>> > names, example: 33310ąąąąąą17.11.05ąąąą17UH.file
>> > The terminal display is (UTF8 mode):
>> >
>> > Any idea what todo?
>> > How can I read these "unencoded" file name?
>>
>> You are a couple possible solutions:
>>
>> 1) Use Unix/Linux tools to rename the files, changing the ą characters
>> to something else.
>
> The shell has similar problems as the things are not "displayed"
> correctly.
Display and the shell's ability to modify the bytes are orthogonal.
Look into the $'' expansion in Bash, it allows you to specify the exact
byte value present in the names. A PIA, yes, but possible.
>> 2) Given that these characters are invalid UTF-8, but valid
>> iso8859-1, you might try changing Tcl's system encoding to
>> iso8859-1 before you try to read the names, on my Linux system
>> with iso8859-1 encoding I can create and read this character just
>> fine:
>>
>> $ rlwrap tclsh
>> % encoding system
>> iso8859-1
>> % set name "a\xb1c"
>> aąc
>
> This worked also on my system with the identical output without
> changing the encoding, BUT as I have a system encoding utf-8 a file
> name with the following byte sequence was created.
>
> $ ls a*c | od -h
> 0000000 c261 63b1 000a
> 0000005
>
> You see it is: "a" 0xc2b1 "c" "\n" - 0xc2b2 is the utf-8 code for the
> plus/minus char.
Yes, the plus/minus in iso8859-1 is not the same byte sequence as the
plus/minus character in UTF-8. As well, a standalone 0xb1 is not a
valid UTF-8 byte sequence, which is why it gets messed up when Tcl's in
UTF-8 mode for the system encoding.
>> You can get the current system encoding with [encoding system] (as I
>> show above). You can tell Tcl to use a different system encoding
>> with "encoding system ?encoding?" as per the man page. So:
>>
>> encoding system iso8859-1
>
> Yeeeaaah! That did :-) :-)
>
>> before you trying globbing these names might work wonders.
>
> Globbing is the only way to read the file name into a tcl variable
Well, no, not the 'only' way. This also works:
set name [exec find a*c]
and this:
set fd [open |find a*c]
set name [gets $fd]
close $fd
But glob is the best integrated into Tcl... :)
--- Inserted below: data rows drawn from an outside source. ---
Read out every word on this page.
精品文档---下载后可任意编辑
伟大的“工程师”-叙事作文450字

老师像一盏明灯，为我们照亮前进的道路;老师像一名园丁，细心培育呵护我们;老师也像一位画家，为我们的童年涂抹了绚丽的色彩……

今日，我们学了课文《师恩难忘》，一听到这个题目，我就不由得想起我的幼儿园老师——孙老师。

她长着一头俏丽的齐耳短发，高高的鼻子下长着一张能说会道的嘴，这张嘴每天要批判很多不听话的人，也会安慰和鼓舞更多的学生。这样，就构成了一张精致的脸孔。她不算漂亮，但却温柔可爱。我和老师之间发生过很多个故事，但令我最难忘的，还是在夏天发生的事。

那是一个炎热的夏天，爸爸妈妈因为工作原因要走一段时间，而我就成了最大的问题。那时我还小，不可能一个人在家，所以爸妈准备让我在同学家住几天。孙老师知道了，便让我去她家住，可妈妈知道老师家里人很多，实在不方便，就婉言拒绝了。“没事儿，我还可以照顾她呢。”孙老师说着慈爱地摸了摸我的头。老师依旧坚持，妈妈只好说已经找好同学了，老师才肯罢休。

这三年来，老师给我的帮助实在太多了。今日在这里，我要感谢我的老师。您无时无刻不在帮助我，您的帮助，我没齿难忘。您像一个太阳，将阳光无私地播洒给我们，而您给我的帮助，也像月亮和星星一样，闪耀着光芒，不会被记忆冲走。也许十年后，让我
> use it for my tests) but the "wrong" byte sequence was created, using
> the 0xc2b1 characters and with this name it can't be addressed.
Tcl was using UTF-8 for the system encoding, that is correct for
filenames encoded as UTF-8, but not correct for files encoded using
iso8859-1.
> Setting the system encoding to iso8859-1 leaves the name as it was
> (assumption and at least it works for this character).
It tells Tcl that when it reads the filenames, it should interpret
their bytes as iso8859-1 characters, so you get the correct bytes in
your variable to match the filenames on disk.
> My repair code is:
>
> encoding system iso8859-1
> set pat 3331*
> set org [glob $pat]
> set ect [encoding convertto utf-8 $org]
> file rename $org $ect
I'd recommend wrapping a:
set old_encoding [encoding system]
...
encoding system $old_encoding
Around that to put the system encoding back to what it started out set
for, to prevent trouble elsewhere.
> Now it looks exactly like on the old unix machines and all plus/minus
> are converted to system readable utf-8 characters.
>
> Now I have to loop over several 1000 files for renaminng all files
> and it "looks like in ancient times" ;-)
A pain, but not hard to do.
> BTW: Is there a way to "guess" an encoding system by looking at
> files?
Not with 100% certainty. And generally it is easier to exclude than
include (i.e., decide that something is clearly not UTF-8).